Search code examples
javaapache-sparkapache-spark-sqlcassandraspark-cassandra-connector

[spark-cassandra-connector]How to convert scala implicit supported code to java in spark 2.3.1


I am trying to refactor spark-cassandra used project from scala_2.11 to java_1.8. I am using spark-sql_2.11-2..3.1 and spark-cassandra-connector_2.11-2.3.1. Now i am trying to refactor code into java 1.8.

I have few implicits and DataFrame been used.

import com.datastax.spark.connector._
import spark.implicits._
    &
import org.apache.spark.sql.DataFrame

Now how to covert them into equivalent java code ? any sample ?

import of DataFrame is not recognized/defined , working fine with scala 2.11 now it is not working ...

What am I doing wrong here ? How to fix it ?


Solution

  • There is no such thing as DataFrame in Java - it's always DataSet of class Row. In Scala, there is simple alias for that...

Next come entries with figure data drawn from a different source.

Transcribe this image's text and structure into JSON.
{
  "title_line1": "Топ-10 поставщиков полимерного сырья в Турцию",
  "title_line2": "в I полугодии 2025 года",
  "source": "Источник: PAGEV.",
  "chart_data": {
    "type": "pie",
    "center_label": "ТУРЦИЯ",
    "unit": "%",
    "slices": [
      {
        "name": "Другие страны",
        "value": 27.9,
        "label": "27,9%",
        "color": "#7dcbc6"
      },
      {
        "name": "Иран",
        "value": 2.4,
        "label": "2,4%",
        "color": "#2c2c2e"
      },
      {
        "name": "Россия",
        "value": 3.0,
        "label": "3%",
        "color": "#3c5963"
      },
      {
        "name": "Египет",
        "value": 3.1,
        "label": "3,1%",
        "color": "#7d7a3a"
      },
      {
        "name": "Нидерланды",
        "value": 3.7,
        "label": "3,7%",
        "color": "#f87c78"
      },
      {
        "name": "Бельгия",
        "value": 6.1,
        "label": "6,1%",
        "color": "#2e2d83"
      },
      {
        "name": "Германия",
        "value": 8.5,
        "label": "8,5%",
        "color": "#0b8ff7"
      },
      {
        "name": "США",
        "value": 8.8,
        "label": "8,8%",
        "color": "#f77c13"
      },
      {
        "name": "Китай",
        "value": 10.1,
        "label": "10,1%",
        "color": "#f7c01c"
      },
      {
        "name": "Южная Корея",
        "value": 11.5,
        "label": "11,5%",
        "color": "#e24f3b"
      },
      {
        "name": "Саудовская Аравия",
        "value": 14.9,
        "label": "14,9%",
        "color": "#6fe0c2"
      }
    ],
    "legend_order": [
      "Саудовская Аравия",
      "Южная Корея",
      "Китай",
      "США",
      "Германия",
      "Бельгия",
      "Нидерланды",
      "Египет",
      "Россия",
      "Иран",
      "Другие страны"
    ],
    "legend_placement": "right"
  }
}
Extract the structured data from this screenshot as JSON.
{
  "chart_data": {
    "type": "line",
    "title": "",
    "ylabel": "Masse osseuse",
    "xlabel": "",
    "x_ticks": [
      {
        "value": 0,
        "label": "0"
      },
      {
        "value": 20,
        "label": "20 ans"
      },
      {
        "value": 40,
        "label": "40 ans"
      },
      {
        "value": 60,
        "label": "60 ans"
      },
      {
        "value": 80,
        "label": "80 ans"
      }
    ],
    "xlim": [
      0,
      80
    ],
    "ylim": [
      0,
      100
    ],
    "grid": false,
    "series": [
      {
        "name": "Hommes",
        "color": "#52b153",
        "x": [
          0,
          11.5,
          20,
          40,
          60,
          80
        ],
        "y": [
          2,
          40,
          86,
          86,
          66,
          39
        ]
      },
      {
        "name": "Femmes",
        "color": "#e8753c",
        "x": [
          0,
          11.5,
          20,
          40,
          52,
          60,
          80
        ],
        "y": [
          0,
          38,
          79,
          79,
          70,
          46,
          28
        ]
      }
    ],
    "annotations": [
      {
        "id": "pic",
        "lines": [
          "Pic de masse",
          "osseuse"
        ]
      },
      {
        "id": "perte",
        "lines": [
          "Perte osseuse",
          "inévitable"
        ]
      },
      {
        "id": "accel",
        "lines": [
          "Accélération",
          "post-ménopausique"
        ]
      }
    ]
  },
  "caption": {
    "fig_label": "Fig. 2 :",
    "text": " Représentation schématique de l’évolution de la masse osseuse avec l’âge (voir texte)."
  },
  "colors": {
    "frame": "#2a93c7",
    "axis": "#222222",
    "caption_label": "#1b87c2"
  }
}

    Here is the minimal example of Java code that reads data from Cassandra via spark.sql:

    import org.apache.spark.sql.Dataset;
    import org.apache.spark.sql.Row;
    import org.apache.spark.sql.SparkSession;
    
    public class SparkTest1 {
    
      public static void main(String[] args) {
        SparkSession spark = SparkSession
        .builder()
        .appName("CassandraSpark")
        .getOrCreate();
    
        Dataset<Row> sqlDF = spark.sql("select * from datastax.vehicle limit 1000");
        sqlDF.printSchema();
        sqlDF.show();
      }
    
    }
    

    or it could be done via spark.read (full code):

    Dataset<Row> dataset = spark.read()
            .format("org.apache.spark.sql.cassandra")
            .options(ImmutableMap.of("table", "jtest", "keyspace", "test"))
            .load();